Nanodiamonds for Medical Applications: Interaction with Blood in Vitro and in Vivo.

Nanodiamonds (ND) have emerged to be a widely-discussed nanomaterial for their applications in biological studies and for medical diagnostics and treatment. The potentials have been successfully demonstrated in cellular and tissue models in vitro. For medical applications, further in vivo studies on various applications become important. One of the most challenging possibilities of ND biomedical application is controllable drug delivery and tracing. That usually assumes ND interaction with the blood system. In this work, we study ND interaction with rat blood and analyze how the ND surface modification and coating can optimize the ND interaction with the blood. It was found that adsorption of a low concentration of ND does not affect the oxygenation state of red blood cells (RBC). The obtained in vivo results are compared to the results of in vitro studies of nanodiamond interaction with rat and human blood and blood components, such as red blood cells and blood plasma. An in vivo animal model shows ND injected in blood attach to the RBC membrane and circulate with blood for more than 30 min; and ND do not stimulate an immune response by measurement of proinflammatory cytokine TNF-α with ND injected into mice via the caudal vein. The results further confirm nanodiamonds' safety in organisms, as well as the possibility of their application without complicating the blood's physiological conditions.

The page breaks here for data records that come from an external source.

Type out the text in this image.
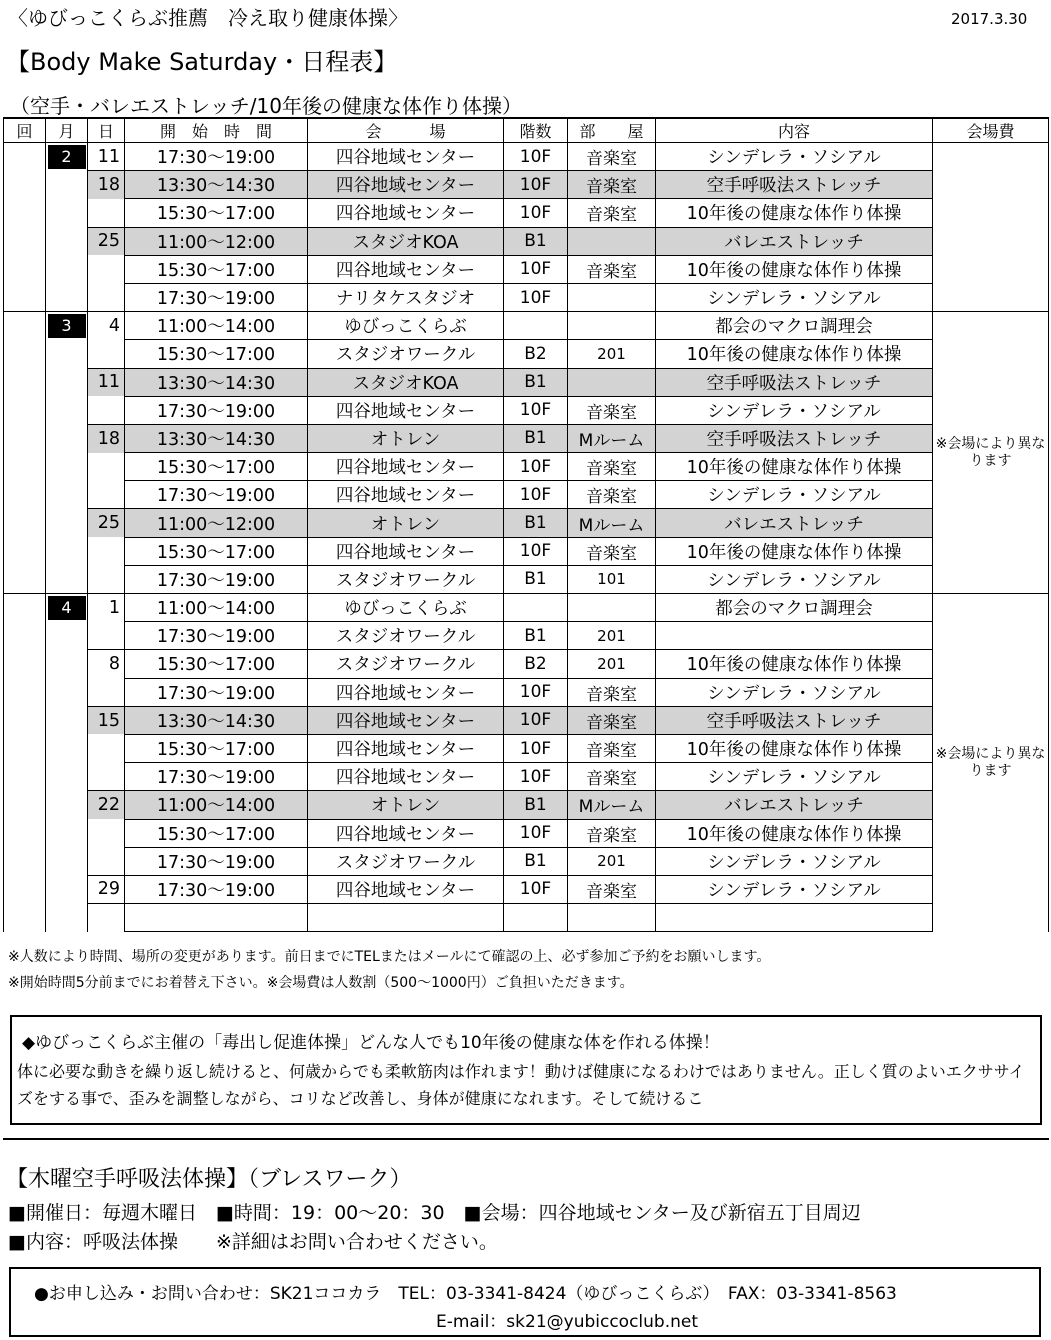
〈ゆびっこくらぶ推薦　冷え取り健康体操〉	2017.3.30
【Body Make Saturday・日程表】
（空手・バレエストレッチ/10年後の健康な体作り体操）
回	月	日	開　始　時　間	会　　　場	階数	部　　屋	内容	会場費
	2	11	17:30〜19:00	四谷地域センター	10F	音楽室	シンデレラ・ソシアル	
		18	13:30〜14:30	四谷地域センター	10F	音楽室	空手呼吸法ストレッチ	
			15:30〜17:00	四谷地域センター	10F	音楽室	10年後の健康な体作り体操	
		25	11:00〜12:00	スタジオKOA	B1		バレエストレッチ	
			15:30〜17:00	四谷地域センター	10F	音楽室	10年後の健康な体作り体操	
			17:30〜19:00	ナリタケスタジオ	10F		シンデレラ・ソシアル	
	3	4	11:00〜14:00	ゆびっこくらぶ			都会のマクロ調理会	※会場により異なります
			15:30〜17:00	スタジオワークル	B2	201	10年後の健康な体作り体操	
		11	13:30〜14:30	スタジオKOA	B1		空手呼吸法ストレッチ	
			17:30〜19:00	四谷地域センター	10F	音楽室	シンデレラ・ソシアル	
		18	13:30〜14:30	オトレン	B1	Mルーム	空手呼吸法ストレッチ	
			15:30〜17:00	四谷地域センター	10F	音楽室	10年後の健康な体作り体操	
			17:30〜19:00	四谷地域センター	10F	音楽室	シンデレラ・ソシアル	
		25	11:00〜12:00	オトレン	B1	Mルーム	バレエストレッチ	
			15:30〜17:00	四谷地域センター	10F	音楽室	10年後の健康な体作り体操	
			17:30〜19:00	スタジオワークル	B1	101	シンデレラ・ソシアル	
	4	1	11:00〜14:00	ゆびっこくらぶ			都会のマクロ調理会	※会場により異なります
			17:30〜19:00	スタジオワークル	B1	201		
		8	15:30〜17:00	スタジオワークル	B2	201	10年後の健康な体作り体操	
			17:30〜19:00	四谷地域センター	10F	音楽室	シンデレラ・ソシアル	
		15	13:30〜14:30	四谷地域センター	10F	音楽室	空手呼吸法ストレッチ	
			15:30〜17:00	四谷地域センター	10F	音楽室	10年後の健康な体作り体操	
			17:30〜19:00	四谷地域センター	10F	音楽室	シンデレラ・ソシアル	
		22	11:00〜14:00	オトレン	B1	Mルーム	バレエストレッチ	
			15:30〜17:00	四谷地域センター	10F	音楽室	10年後の健康な体作り体操	
			17:30〜19:00	スタジオワークル	B1	201	シンデレラ・ソシアル	
		29	17:30〜19:00	四谷地域センター	10F	音楽室	シンデレラ・ソシアル	

※人数により時間、場所の変更があります。前日までにTELまたはメールにて確認の上、必ず参加ご予約をお願いします。
※開始時間5分前までにお着替え下さい。※会場費は人数割（500〜1000円）ご負担いただきます。
◆ゆびっこくらぶ主催の「毒出し促進体操」どんな人でも10年後の健康な体を作れる体操！
体に必要な動きを繰り返し続けると、何歳からでも柔軟筋肉は作れます！動けば健康になるわけではありません。正しく質のよいエクササイズをする事で、歪みを調整しながら、コリなど改善し、身体が健康になれます。そして続けるこ
【木曜空手呼吸法体操】（ブレスワーク）
■開催日：毎週木曜日　■時間：19：00〜20：30　■会場：四谷地域センター及び新宿五丁目周辺
■内容：呼吸法体操　　※詳細はお問い合わせください。
●お申し込み・お問い合わせ：SK21ココカラ　TEL：03-3341-8424（ゆびっこくらぶ）　FAX：03-3341-8563
E-mail：sk21@yubiccoclub.net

The influence of nanodiamond on the oxygenation states and micro rheological properties of human red blood cells in vitro.

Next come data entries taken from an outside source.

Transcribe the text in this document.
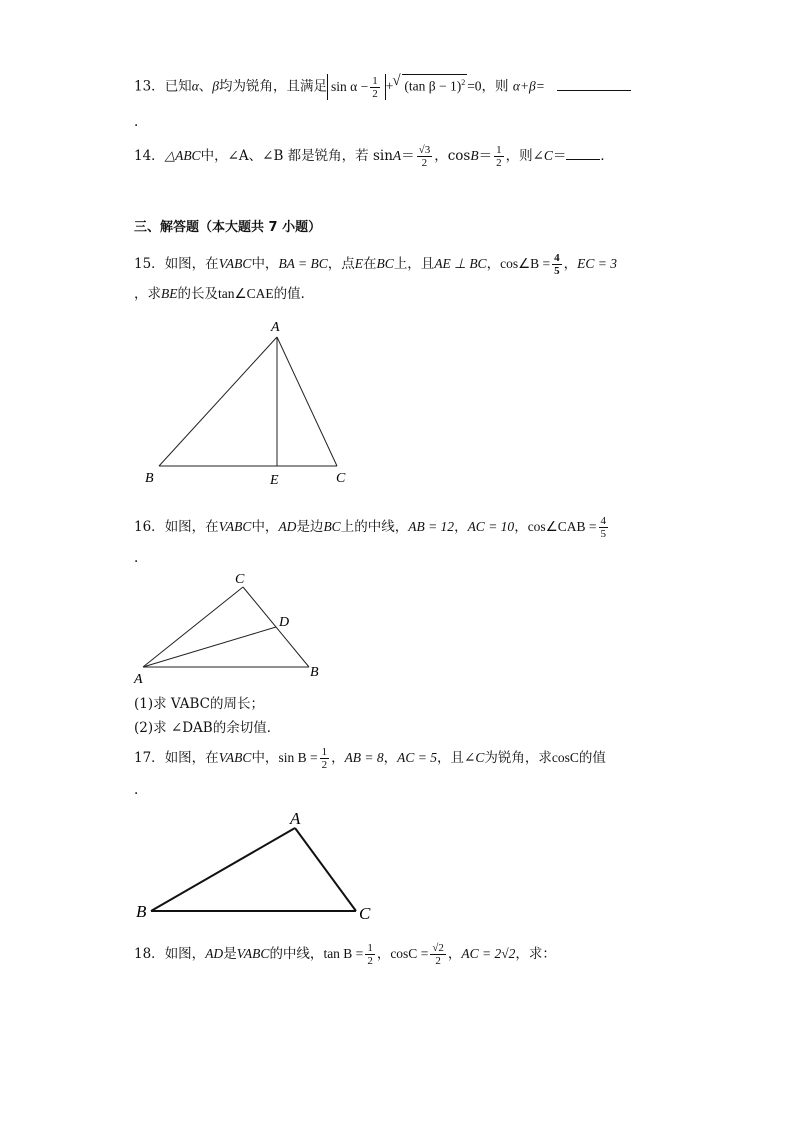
13．已知α、β均为锐角，且满足 $\sin \alpha - \frac{1}{2}$ +√ (tan β − 1)$^2$ =0，则 α+β=
.
14．△ABC中，∠A、∠B 都是锐角，若 $\sin A= \frac{√3}{2}$ ，$\cos B= \frac{1}{2}$ ，则∠C＝	．
三、解答题（本大题共 7 小题）
15．如图，在VABC中，BA = BC，点E在BC上，且AE ⊥ BC，cos∠B = $\frac{4}{5}$ ，EC = 3
，求BE的长及tan∠CAE的值．
A
B	E	C
C
D
A	B
A
B	C
16．如图，在VABC中，AD是边BC上的中线，AB = 12，AC = 10，cos∠CAB = $\frac{4}{5}$
.
(1)求 VABC的周长；
(2)求 ∠DAB的余切值．
17．如图，在VABC中，$\sin B = \frac{1}{2}$ ，AB = 8，AC = 5，且∠C为锐角，求cosC的值
.
18．如图，AD是VABC的中线，$\tan B = \frac{1}{2}$ ，$\cos C = \frac{√2}{2}$ ，AC = 2√2，求：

Nanodiamond has been proven to be biocompatible and proposed for various biomedical applications. Recently, nanometer-sized diamonds have been demonstrated as an effective Raman/fluorescence probe for bio-labeling, as well as, for drug delivery. Bio-labeling/drug delivery can be extended to the human blood system, provided one understands the interaction between nanodiamonds and the blood system. Here, the interaction of nanodiamonds (5 and 100 nm) with human red blood cells (RBC) in vitro is discussed. Measurements have been facilitated using Raman spectroscopy, laser scanning fluorescence spectroscopy, and laser diffractometry (ektacytometry). Data on cell viability and hemolytic analysis are also presented. Results indicate that the nanodiamonds in the studied condition do not cause hemolysis, and the cell viability is not affected. Importantly, the oxygenation/deoxygenation process was not found to be altered when nanodiamonds interacted with the RBC. However, the nanodiamond can affect some RBC properties such as deformability and aggregation in a concentration dependent manner. These results suggest that the nanodiamond can be used as an effective bio-labeling and drug delivery tool in ambient conditions, without complicating the blood's physiological conditions. However, controlling the blood properties including deformability of RBCs and rheological properties of blood is necessary during treatment.

Nanodiamond for intracellular imaging in the microorganisms in vivo.

Nanodiamond (ND) has great potential for bio labeling and drug delivery. In this work, the biocompatibility and bio labeling of ND are demonstrated via the interaction with cells and microorganisms, protists microorganisms Paramecium caudatum and Tetrahymena thermophile, in vitro and in vivo. We found the microorganism's living functions are not significantly affected by ND. The NDs were found entering the food vacuoles and later excreted by the microorganisms. The 5 nm ND was found more toxic compared to 100 nm ND, presumably due to the surface disordered carbons. Our results demonstrated nanodiamond can be used in bio imaging and matter delivery.